To put another way, these do function as ad-hoc devices with BT and UWB when you're within range, but they also work over the internet with your iCloud account so you can locate these trackers when you aren't in range by having them link to other devices securely which will forward their location to Apple which will let you know where they were found.

That is not how AirTags work. AirTags don’t connect to any other device other than the owner’s iPhone, neither are AirTags responsible for sending information to servers.
AirTags only broadcast a Bluetooth ID for other Apple’ devices to see. It’s the iPhones and iPads in the network that communicate with Apple servers, and once there is a request for an AirTag they probably receive the associated Public Key to encrypt its location so that the owner can discover it. 
Just pay attention to the fact that devices cannot establish a Bluetooth connection without first pairing,  and strange devices don’t pair without user consent... Not only would it be a very high security risk to create ad-hoc connections with strange devices, it would also easily saturate bluetooth connections making it impossible for people to use their own devices and increasing power consumption unnecessarily.

Of course they do. That's a key to how they securely send their location to your device when you're not within BT range, just like with Tile, Trackr, et al. This isn't a difficult concept to understand. Just because the device isn't showing up on another person's phone doesn't mean the device isn't connecting to the internet via said device.

They will even connect to Android devices which allows AirTag to be scanned which will pop up an alert on the screen that includes a web link (as this researcher did in the article). If it's marked as lost, you'll see instructions on how to contact the rightful owner and get the item back to them.

No they don’t. If you knew anything about how bluetooth works on an iPhone, you would know that there is no connection over bluetooth without pairing, and devices only pair with user authorisation.
The location is securely sent by other iPhones not by the AirTag. The iPhone sees the AirTag "ID", the iPhone knows its own location, the iPhone communicates to Apple encrypted (using the AirTag broadcasted Public Key) location. It is a concept quite easy to understand, that has been around for a few years to find offline Phones!!! For other people devices the AirTag is passive, non connected.
AirTags don’t connect to Android devices. Android devices can scan the NFC chip and get a link to a website, and that is it. Anything else after that doesn’t involve the AirTag, nor does it connect an AirTag to a server.
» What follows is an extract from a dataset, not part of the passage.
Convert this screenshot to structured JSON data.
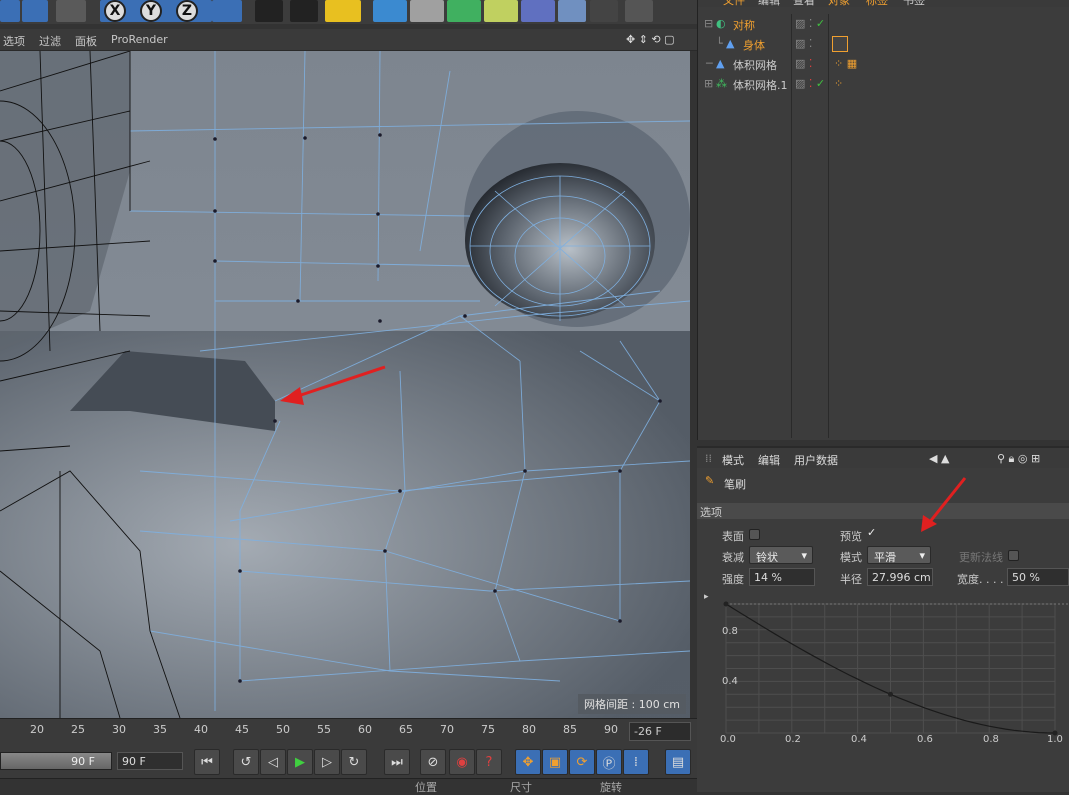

Being passive doesn't mean it doesn't connect. It's a signal that is going to a device which transmits its ID to a server which then forwards it's ID to its owner along with its location. If it didn't do this there would be such thing as AirTag or Tile. In no comment did I say that it pairs with another device.

Additionally, and yet again, there are other wireless technologies in which more than just iPhones can retrieve data from AirTags. That is very clearly a wireless transmission of data from one device to another and to say otherwise is foolish.

OMG!!! being passive means it doesn’t connect because that is my own description and that is what I meant. There is no signal going through another device! The AirTag is only broadcasting an ID (an alphanumeric string) that anyone can see! It doesn’t interact with other iPhones!!! 
"In no comment did I say that it pairs with another device":
In several comments you mention that the AirTag connects to the internet via another device!!! You can only use another device’s internet if your pair the devices!!!!!!!!!!!!!!!!!!!!!!!!!!!!!!! You actually mention a lot the idea that an hacked AirTag could use these devices (iPhones) to connect to servers not from Apple... so clearly you thought that the AirTag could behave in far more complex ways than it actually does.

In networking a connection is when two devices successfully communicate with each other. This does not mean that communication has to be both ways or in the complex ways in which you are obviously assuming. The fact that you admit that a URL is being sent from one device to read by another means they can communicate wirelessly. To conflate with with how you pair headphone with a device.